Searching for Biscuit’s ideal woman
Since we are in the Land of Opportunity (or of churros and ENORMOUS pancakes) I should sieze this chance to find my ideal woman.
Unfortunately,I’ve not really been sure what this was and it’s taken a lot dating to try and figure it out. Thankfully I have discovered that someone has been browsing the ‘Dream girl catalogue’ and has recreated ‘Biscuit’s super deluxe dream girl’ on the big screen.
I watched ‘Scott Pilgrim Vs The World’ with my mouth open in astonishment whilst Toast occasionally grinned at me with a knowing look.
In a complete realistic venture, which is not in any way doomed to failure, I am now looking for a real life equivalent of Ramona Flowers.
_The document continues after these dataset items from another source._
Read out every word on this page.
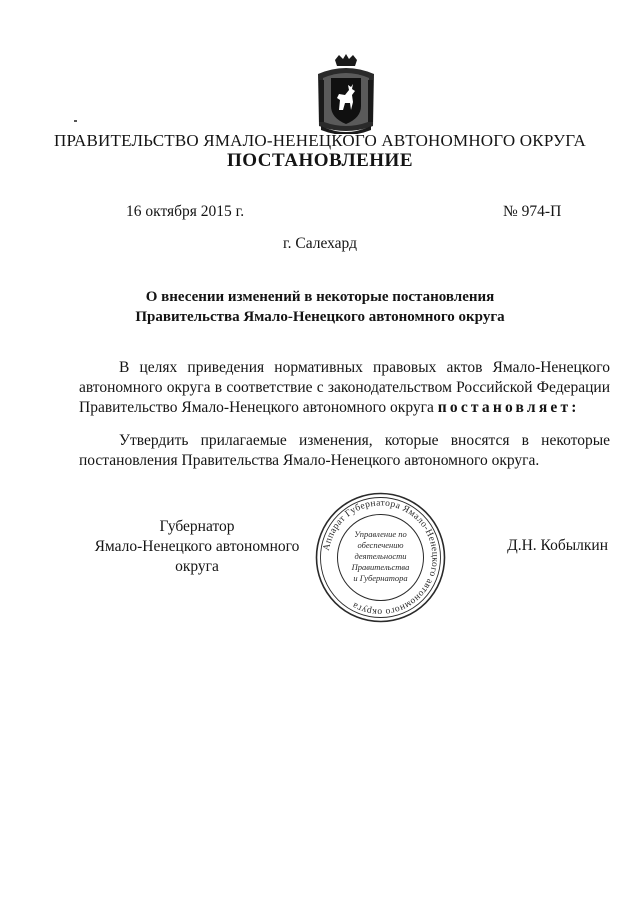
ПРАВИТЕЛЬСТВО ЯМАЛО-НЕНЕЦКОГО АВТОНОМНОГО ОКРУГА
ПОСТАНОВЛЕНИЕ
16 октября 2015 г.	№ 974-П
г. Салехард
О внесении изменений в некоторые постановления
Правительства Ямало-Ненецкого автономного округа
В целях приведения нормативных правовых актов Ямало-Ненецкого
автономного округа в соответствие с законодательством Российской Федерации
Правительство Ямало-Ненецкого автономного округа постановляет:
Утвердить прилагаемые изменения, которые вносятся в некоторые
постановления Правительства Ямало-Ненецкого автономного округа.
Губернатор
Ямало-Ненецкого автономного округа
Д.Н. Кобылкин
Аппарат Губернатора Ямало-Ненецкого автономного округа
Управление по
обеспечению
деятельности
Правительства
и Губернатора
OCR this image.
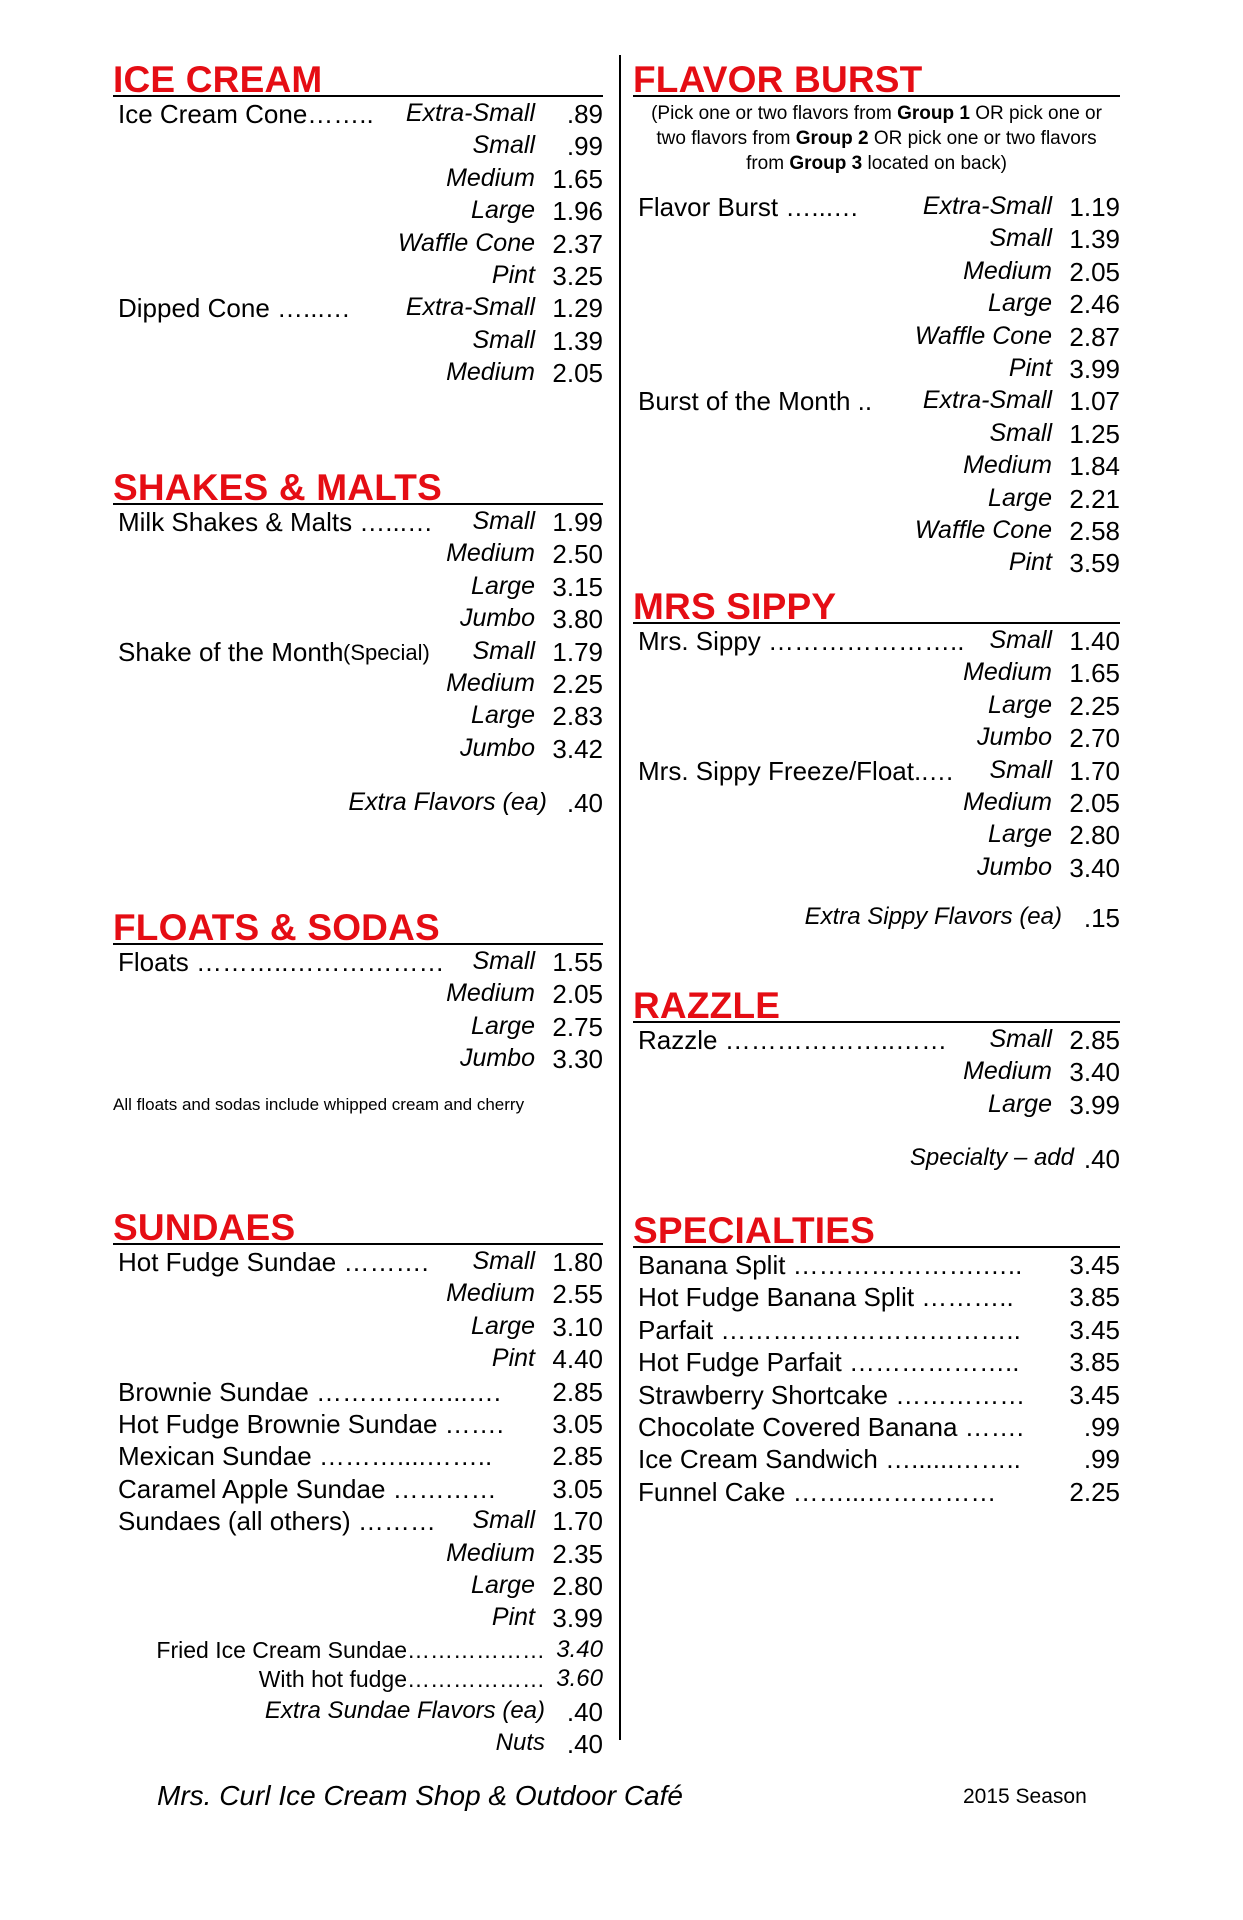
ICE CREAM
Ice Cream Cone…….. Extra-Small .89
Small .99
Medium 1.65
Large 1.96
Waffle Cone 2.37
Pint 3.25
Dipped Cone …...… Extra-Small 1.29
Small 1.39
Medium 2.05
SHAKES & MALTS
Milk Shakes & Malts …...… Small 1.99
Medium 2.50
Large 3.15
Jumbo 3.80
Shake of the Month (Special) Small 1.79
Medium 2.25
Large 2.83
Jumbo 3.42
Extra Flavors (ea) .40
FLOATS & SODAS
Floats ………..……………… Small 1.55
Medium 2.05
Large 2.75
Jumbo 3.30
All floats and sodas include whipped cream and cherry
SUNDAES
Hot Fudge Sundae ………. Small 1.80
Medium 2.55
Large 3.10
Pint 4.40
Brownie Sundae ……………...…. 2.85
Hot Fudge Brownie Sundae ……. 3.05
Mexican Sundae ………....…….. 2.85
Caramel Apple Sundae ………… 3.05
Sundaes (all others) ……… Small 1.70
Medium 2.35
Large 2.80
Pint 3.99
Fried Ice Cream Sundae……………… 3.40
With hot fudge……………… 3.60
Extra Sundae Flavors (ea) .40
Nuts .40
FLAVOR BURST
(Pick one or two flavors from Group 1 OR pick one or two flavors from Group 2 OR pick one or two flavors from Group 3 located on back)
Flavor Burst …...…	Extra-Small 1.19
Small 1.39
Medium 2.05
Large 2.46
Waffle Cone 2.87
Pint 3.99
Burst of the Month .. Extra-Small 1.07
Small 1.25
Medium 1.84
Large 2.21
Waffle Cone 2.58
Pint 3.59
MRS SIPPY
Mrs. Sippy ………………….. Small 1.40
Medium 1.65
Large 2.25
Jumbo 2.70
Mrs. Sippy Freeze/Float..… Small 1.70
Medium 2.05
Large 2.80
Jumbo 3.40
Extra Sippy Flavors (ea) .15
RAZZLE
Razzle ………………..…… Small 2.85
Medium 3.40
Large 3.99
Specialty – add .40
SPECIALTIES
Banana Split ………………….….. 3.45
Hot Fudge Banana Split ……….. 3.85
Parfait …………………………….. 3.45
Hot Fudge Parfait ……………….. 3.85
Strawberry Shortcake …………… 3.45
Chocolate Covered Banana ……. .99
Ice Cream Sandwich …......…….. .99
Funnel Cake ……...……………	2.25
Mrs. Curl Ice Cream Shop & Outdoor Café	2015 Season
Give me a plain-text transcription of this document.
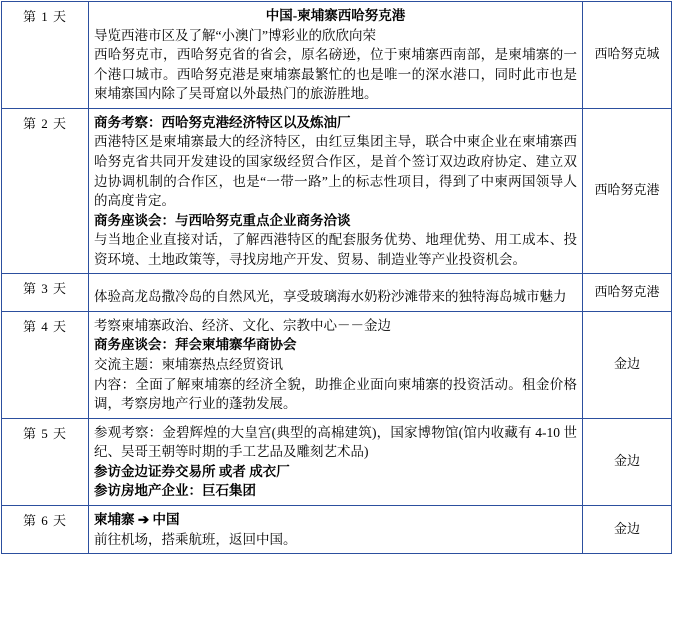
第 1 天	中国-柬埔寨西哈努克港

导览西港市区及了解“小澳门”博彩业的欣欣向荣

西哈努克市，西哈努克省的省会，原名磅逊，位于柬埔寨西南部，是柬埔寨的一个港口城市。西哈努克港是柬埔寨最繁忙的也是唯一的深水港口，同时此市也是柬埔寨国内除了吴哥窟以外最热门的旅游胜地。	西哈努克城
第 2 天	商务考察：西哈努克港经济特区以及炼油厂

西港特区是柬埔寨最大的经济特区，由红豆集团主导，联合中柬企业在柬埔寨西哈努克省共同开发建设的国家级经贸合作区，是首个签订双边政府协定、建立双边协调机制的合作区，也是“一带一路”上的标志性项目，得到了中柬两国领导人的高度肯定。

商务座谈会：与西哈努克重点企业商务洽谈

与当地企业直接对话，了解西港特区的配套服务优势、地理优势、用工成本、投资环境、土地政策等，寻找房地产开发、贸易、制造业等产业投资机会。	西哈努克港
第 3 天	体验高龙岛撒冷岛的自然风光，享受玻璃海水奶粉沙滩带来的独特海岛城市魅力	西哈努克港
第 4 天	考察柬埔寨政治、经济、文化、宗教中心－－金边

商务座谈会：拜会柬埔寨华商协会

交流主题：柬埔寨热点经贸资讯

内容：全面了解柬埔寨的经济全貌，助推企业面向柬埔寨的投资活动。租金价格调，考察房地产行业的蓬勃发展。	金边
第 5 天	参观考察：金碧辉煌的大皇宫(典型的高棉建筑)，国家博物馆(馆内收藏有 4-10 世纪、吴哥王朝等时期的手工艺品及雕刻艺术品)

参访金边证券交易所 或者 成衣厂

参访房地产企业：巨石集团	金边
第 6 天	柬埔寨 ➔ 中国

前往机场，搭乘航班，返回中国。	金边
Seemingly, the following combination of characteristics render me utterly helpless:
- bright pink/blue/green hair
- quirkily pretty
- achingly cool
- sultry American accent
- dry, almost arid sense of humour
- wryly mysterious
- alternative/hipster stylings
- seemingly distant until you break through the shell, then affectionate and warm
- slightly troubled but fixable
- rollerskates that melt snow
- mean ninja fighting moves with a giant mallet
I’m not saying that a future spouse has to possess all or any of these qualities, just that they made me go all weak kneed and made me need a glass of cold water and a little sit down.
Unfortunately the only person I know even slightly like this lives even further away than New York and was born over a decade too late to be a possibility.
As I’ve only got a week, if any American readers can point me in the direction of real-world Ramona then I’ll put you on a great table at the wedding, one where you can see Toast singing. and give you an honarary mention in the speech.
Marriage percentage of real-world Ramona: 100%
I suppose I had better be extra nice all year if I’m going to try and swing this one with Father Christmas in December. Hell, we’re in New York for a week, I imagine I’ll probably bump into her on the street, right?